Pas besoin de longs discours : sans lui, nous n’en serions pas là. Je ne peux que lui dire un grand merci.
Réunion du Cadre permanent de concertation, le 21 septembre, dans la capitale burkinabè.
© D. Bougouma pour J.A.
Vous vous entretenez régulièrement avec le président français, Nicolas Sarkozy, dont vous êtes proche. À quand remonte votre dernière rencontre ?
Nous nous sommes entretenus en août dernier. Nous nous parlons à chacun de mes passages en France. Nicolas Sarkozy est mon ami.
Que pense-t-il réellement de la situation de la Côte d’Ivoire ?
Je ne souhaite pas parler à sa place. Posez-lui la question…

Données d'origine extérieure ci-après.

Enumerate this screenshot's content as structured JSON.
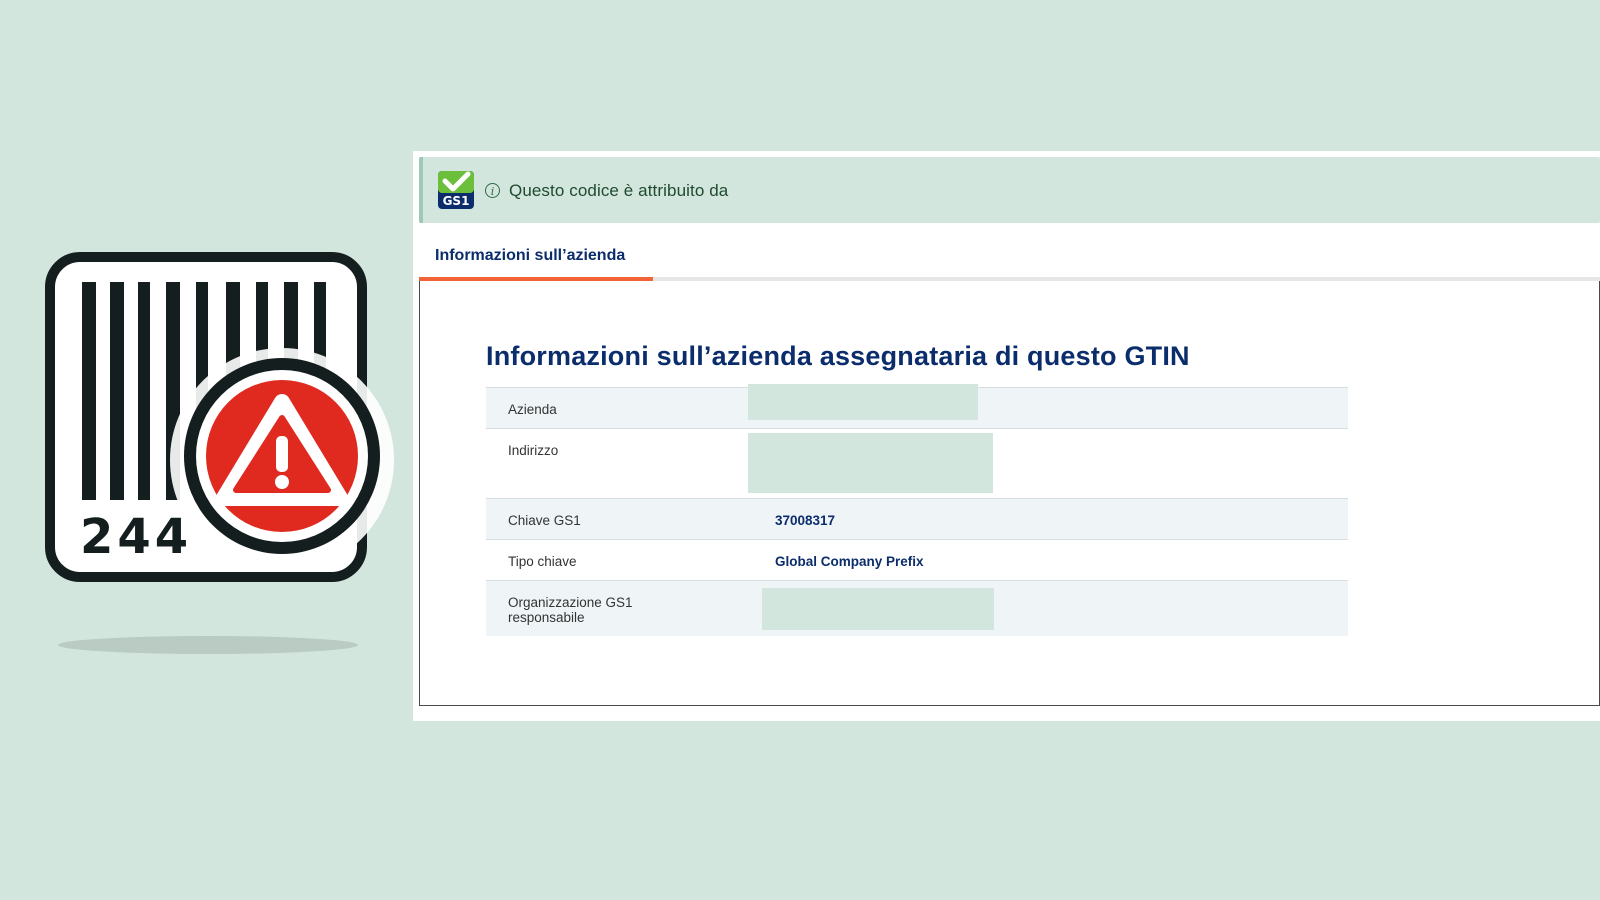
{
  "illustration": {
    "barcode_number": "244",
    "warning_icon": "warning-triangle-icon"
  },
  "banner": {
    "logo_text": "GS1",
    "text": "Questo codice è attribuito da",
    "info_icon": "i"
  },
  "tabs": [
    {
      "label": "Informazioni sull’azienda",
      "active": true
    }
  ],
  "content": {
    "title": "Informazioni sull’azienda assegnataria di questo GTIN",
    "rows": [
      {
        "label": "Azienda",
        "value": "",
        "redacted": true
      },
      {
        "label": "Indirizzo",
        "value": "",
        "redacted": true
      },
      {
        "label": "Chiave GS1",
        "value": "37008317",
        "redacted": false
      },
      {
        "label": "Tipo chiave",
        "value": "Global Company Prefix",
        "redacted": false
      },
      {
        "label": "Organizzazione GS1 responsabile",
        "value": "",
        "redacted": true
      }
    ]
  },
  "colors": {
    "background": "#d3e6dd",
    "brand_navy": "#0b2d6b",
    "tab_accent": "#f26335",
    "gs1_green": "#6cbf3b",
    "warning_red": "#e02a20"
  }
}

Selon vous, la relation entre la France et la Côte d’Ivoire doit-elle être redéfinie ?
La France elle-même a exprimé le souhait de revoir ses relations avec le continent africain dans sa globalité. La Côte d’Ivoire ne fait évidemment pas exception. Je ne vois pas de problème majeur entre nos deux pays, dont les liens historiques sont très étroits.
En quelques mots, que diriez-vous à un électeur ivoirien hésitant pour le convaincre de voter pour vous ?
La situation du pays est catastrophique, les Ivoiriens souffrent, et la soif de changement est inextinguible. Je pense avoir les solutions aux problèmes que rencontrent chaque jour mes compatriotes, dans les domaines de la santé, de l’éducation, des infrastructures… Ceux qui ont plus de 25 ans ou 30 ans se souviennent de ce que j’ai pu faire pour sortir le pays de la crise lorsque j’étais Premier ministre. Mes priorités seront l’emploi des jeunes et l’amélioration du cadre de vie de tous, je dis bien de tous les Ivoiriens, parce que je rêve d’une Côte d’Ivoire unie et prospère.